— Ah! c'est donc cette nappe d'eau qui est le tombeau des braves qui périrent dans cette affaire? J'en connaissais le nom, mais je ne l'avais jamais vue.

— Nous y livrâmes trois combats en un jour aux Hollando-Français, continua le chasseur, paraissant se livrer à la suite de ses réflexions plutôt que répondre au major. L'ennemi nous rencontra pendant que nous allions dresser une embuscade à son avant-garde, et il nous repoussa à travers le défilé, comme des daims effarouchés, jusque sur les bords de l'Horican. Là, nous nous ralliâmes derrière une palissade d'arbres abattus; nous attaquâmes l'ennemi sous les ordres de sir William, — qui fut fait sir William pour sa conduite dans cette journée, — et nous nous vengeâmes joliment de notre déroute du matin. Des centaines de Français et de Hollandais virent le soleil pour la dernière fois, et leur commandant lui-même, Dieskau[42], tomba entre nos mains tellement criblé de blessures, qu'il fut obligé de retourner dans son pays, hors d'état de faire désormais aucun service militaire.

— Ce fut une journée glorieuse! dit Heyward avec enthousiasme, et la renommée en répandit le bruit jusqu'à notre armée du midi.

— Oui, mais ce n'est pas la fin de l'histoire. Je fus chargé par le major Effingham, d'après l'ordre exprès de sir William lui- même, de passer le long du flanc des Français, et de traverser le portage, pour aller apprendre leur défaite au fort placé sur l'Hudson. Juste en cet endroit où vous voyez une hauteur couverte d'arbres, je rencontrai un détachement qui venait à notre secours, et je le conduisis sur le lieu où l'ennemi s'occupait à dîner, ne se doutant guère que la besogne de cette journée sanglante n'était pas encore terminée.

— Et vous le surprîtes?

— Si la mort doit être une surprise pour des gens qui ne songent qu'à se remplir l'estomac. Au surplus, nous ne leur donnâmes pas le temps de respirer, car ils ne nous avaient pas fait quartier dans la matinée, et nous avions tous à regretter des parents ou des amis.

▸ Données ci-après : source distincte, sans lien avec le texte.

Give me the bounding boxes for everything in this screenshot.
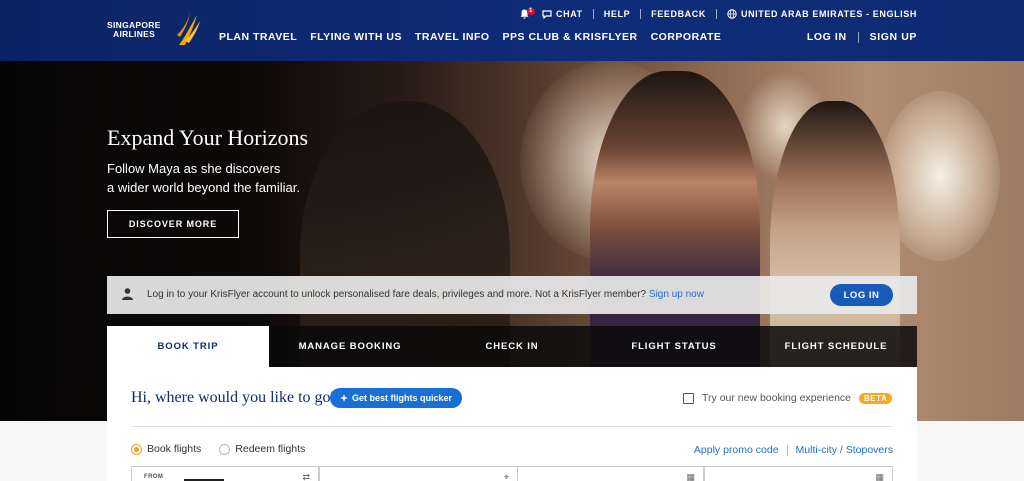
radio-redeem-flights-label: Redeem flights — [235, 443, 306, 455]
from-field[interactable]: FROM ⇄ — [131, 466, 319, 481]
booking-panel: Hi, where would you like to go? Get best… — [107, 367, 917, 481]
new-experience-label: Try our new booking experience — [702, 392, 852, 404]
krisflyer-login-button[interactable]: LOG IN — [830, 284, 893, 306]
tab-book-trip[interactable]: BOOK TRIP — [107, 326, 269, 367]
logo-line2: AIRLINES — [113, 29, 156, 39]
user-icon — [122, 288, 133, 300]
logo-wordmark: SINGAPORE AIRLINES — [107, 21, 161, 39]
login-link[interactable]: LOG IN — [807, 31, 847, 43]
bell-icon: 1 — [520, 8, 535, 19]
radio-indicator — [219, 443, 231, 455]
signup-link[interactable]: SIGN UP — [870, 31, 917, 43]
booking-links: Apply promo code Multi-city / Stopovers — [694, 444, 893, 456]
sparkle-icon — [340, 394, 348, 402]
krisflyer-message-text: Log in to your KrisFlyer account to unlo… — [147, 289, 647, 300]
swap-icon[interactable]: ⇄ — [302, 472, 310, 481]
new-experience-checkbox[interactable] — [683, 392, 694, 404]
chat-link[interactable]: CHAT — [542, 9, 583, 19]
location-pin-icon: ⌖ — [503, 472, 509, 481]
booking-greeting: Hi, where would you like to go? — [131, 389, 338, 406]
hero-subtitle-line1: Follow Maya as she discovers — [107, 161, 281, 176]
globe-icon — [727, 9, 737, 19]
notifications[interactable]: 1 — [520, 8, 535, 19]
hero-subtitle: Follow Maya as she discovers a wider wor… — [107, 159, 367, 197]
singapore-airlines-logo[interactable]: SINGAPORE AIRLINES — [107, 11, 202, 47]
divider — [640, 9, 642, 19]
tab-check-in[interactable]: CHECK IN — [431, 326, 593, 367]
to-field[interactable]: ⌖ — [319, 466, 518, 481]
signup-now-link[interactable]: Sign up now — [649, 289, 704, 300]
help-link[interactable]: HELP — [604, 9, 630, 19]
chat-label: CHAT — [556, 9, 583, 19]
hero-subtitle-line2: a wider world beyond the familiar. — [107, 180, 300, 195]
utility-bar: 1 CHAT HELP FEEDBACK UNITED ARAB EMIRATE… — [520, 8, 917, 20]
beta-badge: BETA — [859, 392, 893, 404]
calendar-icon: ▦ — [686, 472, 695, 481]
tab-manage-booking[interactable]: MANAGE BOOKING — [269, 326, 431, 367]
main-navigation: PLAN TRAVEL FLYING WITH US TRAVEL INFO P… — [219, 31, 721, 43]
booking-type-radios: Book flights Redeem flights — [131, 443, 305, 455]
bird-logo-icon — [177, 13, 200, 45]
radio-book-flights-label: Book flights — [147, 443, 202, 455]
region-selector[interactable]: UNITED ARAB EMIRATES - ENGLISH — [727, 9, 917, 19]
get-best-flights-button[interactable]: Get best flights quicker — [330, 388, 463, 408]
nav-pps-club-krisflyer[interactable]: PPS CLUB & KRISFLYER — [503, 31, 638, 43]
get-best-flights-label: Get best flights quicker — [352, 393, 453, 403]
nav-corporate[interactable]: CORPORATE — [651, 31, 722, 43]
new-booking-experience-toggle[interactable]: Try our new booking experience BETA — [683, 392, 893, 404]
apply-promo-code-link[interactable]: Apply promo code — [694, 444, 779, 456]
radio-selected-indicator — [131, 443, 142, 455]
from-label: FROM — [144, 474, 164, 480]
divider — [131, 426, 893, 427]
nav-travel-info[interactable]: TRAVEL INFO — [415, 31, 490, 43]
feedback-link[interactable]: FEEDBACK — [651, 9, 706, 19]
divider — [786, 444, 788, 456]
radio-redeem-flights[interactable]: Redeem flights — [219, 443, 305, 455]
region-label: UNITED ARAB EMIRATES - ENGLISH — [740, 9, 917, 19]
divider — [715, 9, 717, 19]
calendar-icon: ▦ — [875, 472, 884, 481]
booking-fields: FROM ⇄ ⌖ ▦ ▦ — [131, 466, 893, 481]
depart-date-field[interactable]: ▦ — [517, 466, 704, 481]
chat-icon — [542, 9, 552, 19]
booking-tabs: BOOK TRIP MANAGE BOOKING CHECK IN FLIGHT… — [107, 326, 917, 367]
notification-badge: 1 — [527, 8, 535, 15]
divider — [857, 31, 859, 43]
hero-title: Expand Your Horizons — [107, 125, 309, 150]
krisflyer-login-banner: Log in to your KrisFlyer account to unlo… — [107, 276, 917, 314]
nav-plan-travel[interactable]: PLAN TRAVEL — [219, 31, 297, 43]
return-date-field[interactable]: ▦ — [704, 466, 893, 481]
multi-city-link[interactable]: Multi-city / Stopovers — [796, 444, 893, 456]
krisflyer-message: Log in to your KrisFlyer account to unlo… — [147, 289, 704, 300]
tab-flight-status[interactable]: FLIGHT STATUS — [593, 326, 755, 367]
divider — [592, 9, 594, 19]
tab-flight-schedule[interactable]: FLIGHT SCHEDULE — [755, 326, 917, 367]
auth-navigation: LOG IN SIGN UP — [807, 31, 917, 43]
radio-book-flights[interactable]: Book flights — [131, 443, 201, 455]
nav-flying-with-us[interactable]: FLYING WITH US — [310, 31, 402, 43]
discover-more-button[interactable]: DISCOVER MORE — [107, 210, 239, 238]
site-header: SINGAPORE AIRLINES 1 CHAT HELP FEEDBACK … — [0, 0, 1024, 61]
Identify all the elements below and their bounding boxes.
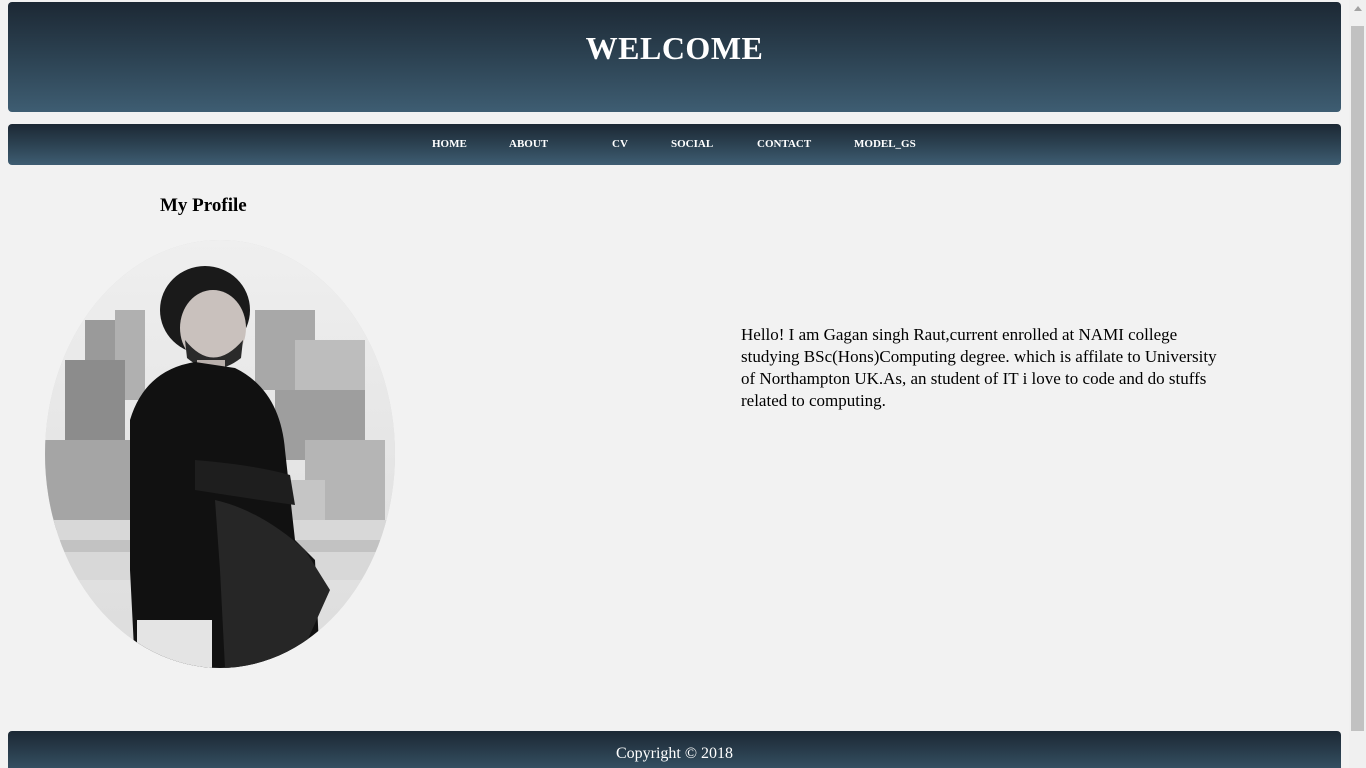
nav-item-about[interactable]: ABOUT	[509, 138, 548, 150]
site-header: WELCOME	[8, 2, 1341, 112]
nav-item-home[interactable]: HOME	[432, 138, 467, 150]
page-title: WELCOME	[585, 30, 764, 66]
copyright-text: Copyright © 2018	[615, 745, 734, 762]
vertical-scrollbar[interactable]	[1349, 0, 1366, 768]
nav-item-model-gs[interactable]: MODEL_GS	[854, 138, 916, 150]
profile-photo	[45, 240, 395, 668]
nav-item-cv[interactable]: CV	[612, 138, 628, 150]
nav-item-social[interactable]: SOCIAL	[671, 138, 713, 150]
profile-bio: Hello! I am Gagan singh Raut,current enr…	[741, 325, 1217, 410]
scrollbar-thumb[interactable]	[1351, 26, 1364, 731]
scroll-up-icon[interactable]	[1354, 6, 1362, 11]
nav-item-contact[interactable]: CONTACT	[757, 138, 811, 150]
profile-photo-image	[45, 240, 395, 668]
profile-heading: My Profile	[160, 195, 247, 216]
main-nav: HOME ABOUT CV SOCIAL CONTACT MODEL_GS	[8, 124, 1341, 165]
site-footer: Copyright © 2018	[8, 731, 1341, 768]
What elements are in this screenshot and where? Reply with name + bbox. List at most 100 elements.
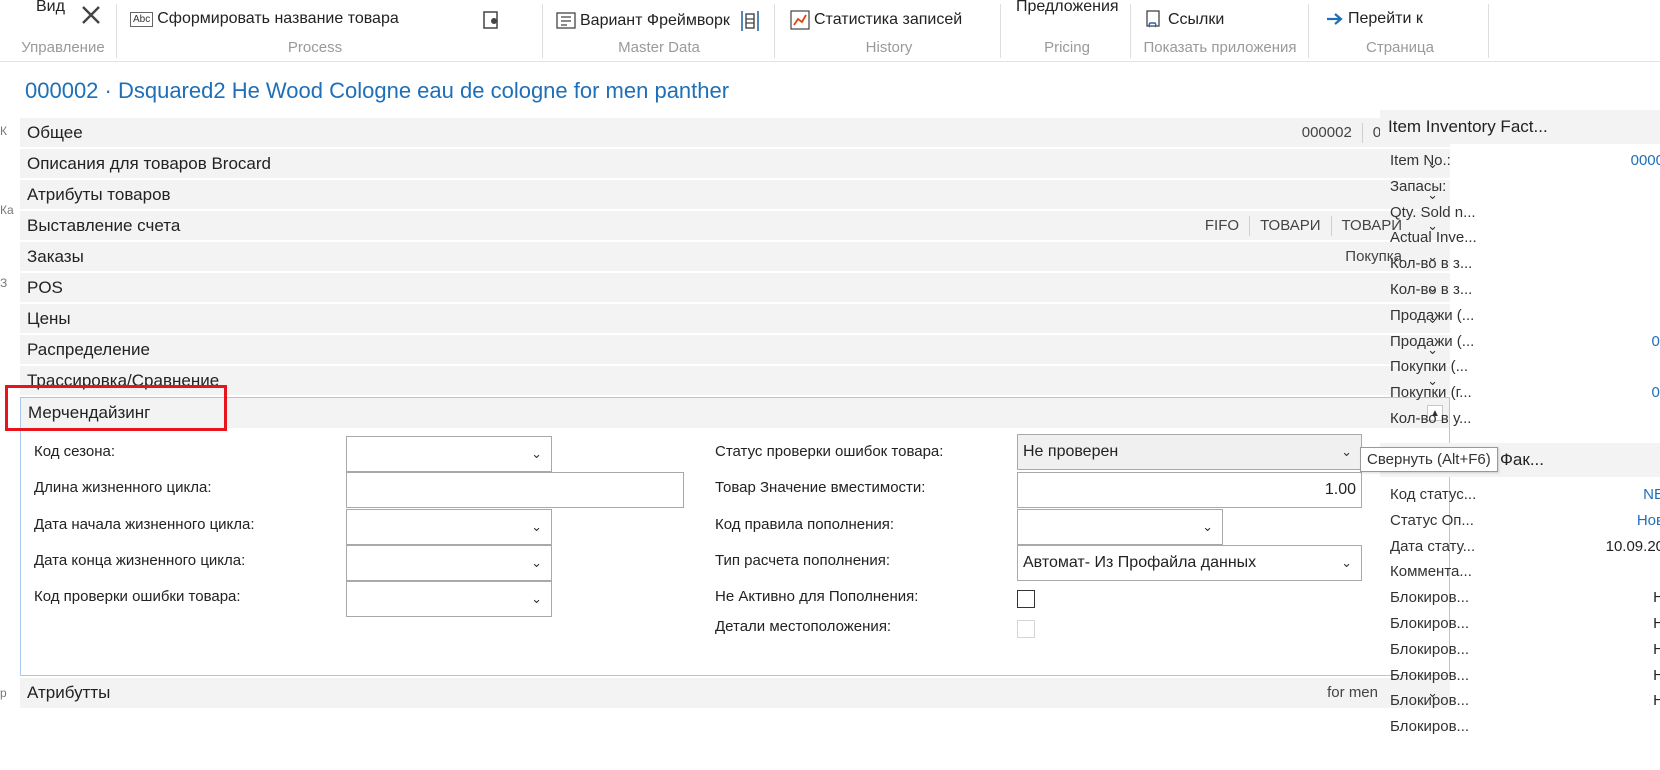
factbox-row: Кол-во в у... <box>1390 410 1660 436</box>
factbox-row: Qty. Sold n... <box>1390 204 1660 230</box>
factbox-field-value[interactable]: NE <box>1643 486 1660 503</box>
generate-item-name-button[interactable]: Abc Сформировать название товара <box>130 10 399 28</box>
abc-icon: Abc <box>130 11 154 27</box>
lifecycle-length-input[interactable] <box>346 472 684 508</box>
factbox-field-label: Блокиров... <box>1390 589 1470 607</box>
factbox-field-label: Покупки (г... <box>1390 384 1472 402</box>
factbox-field-value[interactable]: 10.09.20 <box>1606 538 1660 555</box>
tab-label: POS <box>27 277 63 297</box>
summary-value: 000002 <box>1301 123 1352 141</box>
variant-grid-icon <box>556 12 576 30</box>
factbox-field-value[interactable]: Н <box>1653 667 1660 684</box>
ribbon-group-show-attached: Ссылки Показать приложения <box>1134 0 1306 62</box>
lifecycle-start-date-select[interactable]: ⌄ <box>346 509 552 545</box>
tab-tracing-comparison[interactable]: Трассировка/Сравнение ⌄ <box>20 366 1450 397</box>
tab-orders[interactable]: Заказы Покупка ⌄ <box>20 242 1450 273</box>
ribbon-separator <box>542 4 543 58</box>
tab-merchandising[interactable]: Мерчендайзинг ▲ <box>20 397 1450 428</box>
ribbon-group-pricing: Предложения Pricing <box>1004 0 1130 62</box>
factbox-field-label: Покупки (... <box>1390 358 1469 376</box>
factbox-row: Покупки (... <box>1390 358 1660 384</box>
fasttabs: Общее 000002 0.00 ⌄ Описания для товаров… <box>20 118 1450 710</box>
location-details-label: Детали местоположения: <box>715 618 892 635</box>
go-to-button[interactable]: Перейти к <box>1326 10 1423 28</box>
factbox-field-label: Запасы: <box>1390 177 1447 195</box>
factbox-field-value[interactable]: 0000 <box>1631 152 1660 169</box>
tab-label: Общее <box>27 122 83 142</box>
tab-item-attributes[interactable]: Атрибуты товаров ⌄ <box>20 180 1450 211</box>
factbox-row: Item No.: 0000 <box>1390 152 1660 178</box>
factbox-field-label: Блокиров... <box>1390 640 1470 658</box>
factbox-field-value[interactable]: 0. <box>1651 333 1660 350</box>
ribbon-group-process: Abc Сформировать название товара Process <box>120 0 540 62</box>
factbox-row: Запасы: <box>1390 178 1660 204</box>
summary-value: for men <box>1327 684 1378 701</box>
replenishment-calc-type-label: Тип расчета пополнения: <box>715 552 890 569</box>
factbox-field-label: Блокиров... <box>1390 666 1470 684</box>
group-title-master-data: Master Data <box>618 39 700 56</box>
factbox-pane: Item Inventory Fact... Item No.: 0000 Запа… <box>1380 110 1660 770</box>
tab-distribution[interactable]: Распределение ⌄ <box>20 335 1450 366</box>
tab-brocard-descriptions[interactable]: Описания для товаров Brocard ⌄ <box>20 149 1450 180</box>
left-strip-text: Ка <box>0 203 14 217</box>
factbox-field-value[interactable]: Н <box>1653 615 1660 632</box>
delete-button[interactable] <box>80 4 102 26</box>
factbox-field-label: Actual Inve... <box>1390 229 1477 247</box>
factbox-row: Блокиров... Н <box>1390 641 1660 667</box>
factbox-field-label: Кол-во в з... <box>1390 281 1473 298</box>
ribbon: Вид Управление Abc Сформировать название… <box>0 0 1660 62</box>
lifecycle-end-date-select[interactable]: ⌄ <box>346 545 552 581</box>
factbox-row: Кол-во в з... <box>1390 255 1660 281</box>
factbox-row: Блокиров... Н <box>1390 692 1660 718</box>
tab-attributes-extra[interactable]: Атрибутты for men ⌄ <box>20 678 1450 710</box>
factbox-field-value[interactable]: Н <box>1653 692 1660 709</box>
factbox-row: Статус Оп... Нов <box>1390 512 1660 538</box>
tab-label: Распределение <box>27 339 150 359</box>
tab-prices[interactable]: Цены ⌄ <box>20 304 1450 335</box>
not-active-for-replenishment-label: Не Активно для Пополнения: <box>715 588 919 605</box>
lifecycle-length-label: Длина жизненного цикла: <box>34 479 212 496</box>
factbox-field-value[interactable]: Н <box>1653 589 1660 606</box>
variant-framework-button[interactable]: Вариант Фреймворк <box>556 10 760 32</box>
chevron-down-icon: ⌄ <box>1341 555 1352 570</box>
links-label: Ссылки <box>1168 11 1225 28</box>
tab-general[interactable]: Общее 000002 0.00 ⌄ <box>20 118 1450 149</box>
factbox-field-value[interactable]: Нов <box>1637 512 1660 529</box>
collapse-tooltip: Свернуть (Alt+F6) <box>1360 447 1498 472</box>
factbox-field-value[interactable]: 0. <box>1651 384 1660 401</box>
location-details-checkbox <box>1017 620 1035 638</box>
factbox-row: Коммента... <box>1390 563 1660 589</box>
item-capacity-value: 1.00 <box>1324 481 1356 498</box>
season-code-select[interactable]: ⌄ <box>346 436 552 472</box>
item-inventory-factbox-title[interactable]: Item Inventory Fact... <box>1380 110 1660 144</box>
merchandising-panel: Код сезона: ⌄ Длина жизненного цикла: Да… <box>20 428 1450 676</box>
lifecycle-start-date-label: Дата начала жизненного цикла: <box>34 516 255 533</box>
ribbon-separator <box>1000 4 1001 58</box>
replenishment-rule-code-select[interactable]: ⌄ <box>1017 509 1223 545</box>
item-error-status-select[interactable]: Не проверен ⌄ <box>1017 434 1362 470</box>
offers-button[interactable]: Предложения <box>1016 0 1119 16</box>
factbox-row: Actual Inve... <box>1390 229 1660 255</box>
view-button[interactable]: Вид <box>36 0 65 16</box>
group-title-page: Страница <box>1366 39 1434 56</box>
offers-label: Предложения <box>1016 0 1119 15</box>
tab-label: Цены <box>27 308 71 328</box>
tab-pos[interactable]: POS ⌄ <box>20 273 1450 304</box>
factbox-row: Дата стату... 10.09.20 <box>1390 538 1660 564</box>
factbox-field-label: Qty. Sold n... <box>1390 203 1476 221</box>
ribbon-separator <box>1488 4 1489 58</box>
replenishment-calc-type-select[interactable]: Автомат- Из Профайла данных ⌄ <box>1017 545 1362 581</box>
group-title-pricing: Pricing <box>1044 39 1090 56</box>
record-statistics-button[interactable]: Статистика записей <box>790 10 962 30</box>
tab-invoicing[interactable]: Выставление счета FIFO ТОВАРИ ТОВАРИ ⌄ <box>20 211 1450 242</box>
factbox-row: Покупки (г... 0. <box>1390 384 1660 410</box>
factbox-field-value[interactable]: Н <box>1653 641 1660 658</box>
links-button[interactable]: Ссылки <box>1144 10 1224 30</box>
chevron-down-icon: ⌄ <box>531 555 542 570</box>
tab-label: Атрибуты товаров <box>27 184 171 204</box>
item-error-check-code-select[interactable]: ⌄ <box>346 581 552 617</box>
replenishment-rule-code-label: Код правила пополнения: <box>715 516 895 533</box>
item-capacity-value-input[interactable]: 1.00 <box>1017 472 1362 508</box>
not-active-for-replenishment-checkbox[interactable] <box>1017 590 1035 608</box>
process-action-button[interactable] <box>482 10 502 30</box>
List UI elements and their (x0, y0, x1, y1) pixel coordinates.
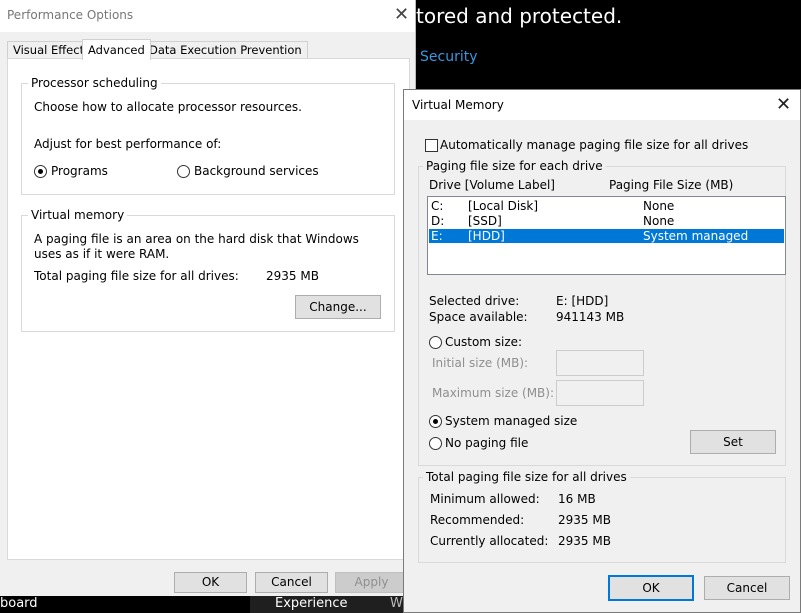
minimum-allowed-label: Minimum allowed: (430, 492, 540, 506)
drive-label: [Local Disk] (468, 199, 539, 213)
vm-cancel-button[interactable]: Cancel (704, 576, 790, 600)
security-link[interactable]: Security (420, 49, 478, 65)
drive-column-header: Drive [Volume Label] (429, 178, 555, 192)
currently-allocated-label: Currently allocated: (430, 534, 549, 548)
custom-size-radio[interactable] (429, 336, 442, 349)
virtual-memory-group: Virtual memory A paging file is an area … (21, 208, 395, 332)
title-bar: Performance Options ✕ (0, 0, 415, 32)
group-legend: Paging file size for each drive (423, 159, 606, 173)
processor-scheduling-group: Processor scheduling Choose how to alloc… (21, 76, 395, 195)
group-legend: Virtual memory (28, 208, 128, 222)
drive-size: None (643, 214, 675, 228)
background-experience-text: Experience (275, 596, 348, 611)
maximum-size-label: Maximum size (MB): (432, 386, 555, 400)
programs-radio[interactable] (34, 165, 47, 178)
background-bottom-right-text: W (390, 596, 403, 611)
drive-size: None (643, 199, 675, 213)
cancel-button[interactable]: Cancel (255, 572, 328, 593)
drive-label: [SSD] (468, 214, 502, 228)
total-paging-value: 2935 MB (266, 269, 319, 283)
currently-allocated-value: 2935 MB (558, 534, 611, 548)
custom-size-label: Custom size: (445, 335, 523, 349)
list-item[interactable]: D: [SSD] None (429, 214, 784, 228)
group-legend: Processor scheduling (28, 76, 161, 90)
recommended-value: 2935 MB (558, 513, 611, 527)
drive-letter: E: (431, 229, 443, 243)
auto-manage-checkbox[interactable] (425, 139, 438, 152)
total-paging-label: Total paging file size for all drives: (34, 269, 239, 283)
virtual-memory-dialog: Virtual Memory ✕ Automatically manage pa… (403, 89, 801, 613)
background-bottom-text: board (0, 596, 38, 611)
space-available-label: Space available: (429, 310, 528, 324)
performance-options-dialog: Performance Options ✕ Visual Effects Adv… (0, 0, 416, 596)
no-paging-file-radio[interactable] (429, 437, 442, 450)
no-paging-file-label: No paging file (445, 436, 529, 450)
size-column-header: Paging File Size (MB) (609, 178, 734, 192)
system-managed-radio[interactable] (429, 415, 442, 428)
initial-size-input[interactable] (556, 350, 644, 376)
maximum-size-input[interactable] (556, 380, 644, 406)
drive-label: [HDD] (468, 229, 505, 243)
drive-list[interactable]: C: [Local Disk] None D: [SSD] None E: [H… (427, 196, 786, 275)
tab-data-execution-prevention[interactable]: Data Execution Prevention (143, 41, 308, 59)
paging-file-description: A paging file is an area on the hard dis… (34, 232, 359, 261)
set-button[interactable]: Set (690, 430, 776, 454)
programs-label: Programs (51, 164, 108, 178)
close-icon[interactable]: ✕ (776, 94, 791, 115)
background-heading: tored and protected. (416, 4, 623, 28)
recommended-label: Recommended: (430, 513, 525, 527)
vm-ok-button[interactable]: OK (608, 575, 694, 601)
tab-panel: Processor scheduling Choose how to alloc… (7, 58, 410, 560)
adjust-label: Adjust for best performance of: (34, 137, 222, 151)
space-available-value: 941143 MB (556, 310, 625, 324)
window-title: Virtual Memory (412, 98, 504, 112)
list-item-selected[interactable]: E: [HDD] System managed (429, 229, 784, 243)
initial-size-label: Initial size (MB): (432, 356, 529, 370)
title-bar: Virtual Memory ✕ (404, 90, 800, 120)
minimum-allowed-value: 16 MB (558, 492, 596, 506)
selected-drive-value: E: [HDD] (556, 294, 609, 308)
selected-drive-label: Selected drive: (429, 294, 520, 308)
ok-button[interactable]: OK (174, 572, 247, 593)
background-services-radio[interactable] (177, 165, 190, 178)
auto-manage-label: Automatically manage paging file size fo… (440, 138, 749, 152)
processor-description: Choose how to allocate processor resourc… (34, 100, 302, 114)
group-legend: Total paging file size for all drives (423, 470, 630, 484)
close-icon[interactable]: ✕ (394, 4, 409, 25)
window-title: Performance Options (7, 8, 134, 22)
tab-advanced[interactable]: Advanced (82, 39, 151, 60)
drive-letter: C: (431, 199, 444, 213)
change-button[interactable]: Change... (295, 295, 381, 319)
drive-size: System managed (643, 229, 749, 243)
drive-letter: D: (431, 214, 445, 228)
list-item[interactable]: C: [Local Disk] None (429, 199, 784, 213)
system-managed-label: System managed size (445, 414, 578, 428)
apply-button: Apply (335, 572, 408, 593)
background-services-label: Background services (194, 164, 319, 178)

Quand l'affaire fut finie, on jeta dans cet étang les morts, même les mourants, a-t-on dit, et j'en vis les eaux véritablement rouges, telles que jamais eau ne sortit des entrailles de la terre.

— C'est une sépulture bien tranquille pour des guerriers. — Vous avez donc fait beaucoup de service sur cette frontière?

— Moi! répondit le batteur d'estrade en se redressant avec un air de fierté militaire, il n'y a guère d'échos dans toutes ces montagnes qui n'aient répété le bruit de mes coups de fusil; et il n'y a pas un mille carré entre l'Horican et l'Hudson où ce tue- daim que vous voyez n'ait abattu un homme ou une bête. Mais quant à la tranquillité de cette sépulture, c'est une autre affaire. Il y a des gens dans le camp qui pensent et disent que, pour qu'un homme reste tranquille dans son sépulcre, il faut qu'il n'y soit point placé pendant que son âme est encore dans son corps; et dans la confusion du moment, on n'avait pas le temps de bien examiner qui était mort ou vivant. — Chut! ne voyez-vous pas quelque chose qui se promène sur le bord de l'étang?

— Il n'est guère probable que personne s'amuse à se promener dans la solitude que la nécessité nous oblige à traverser.

— Des êtres de cette espèce ne s'inquiètent pas de la solitude, et un corps qui passe la journée dans l'eau ne se met guère en peine de la rosée qui tombe la nuit, dit OEil-de-Faucon en serrant le bras d'Heyward avec une force qui fit reconnaître au jeune militaire qu'une terreur superstitieuse dominait en ce moment sur l'esprit d'un homme ordinairement si intrépide.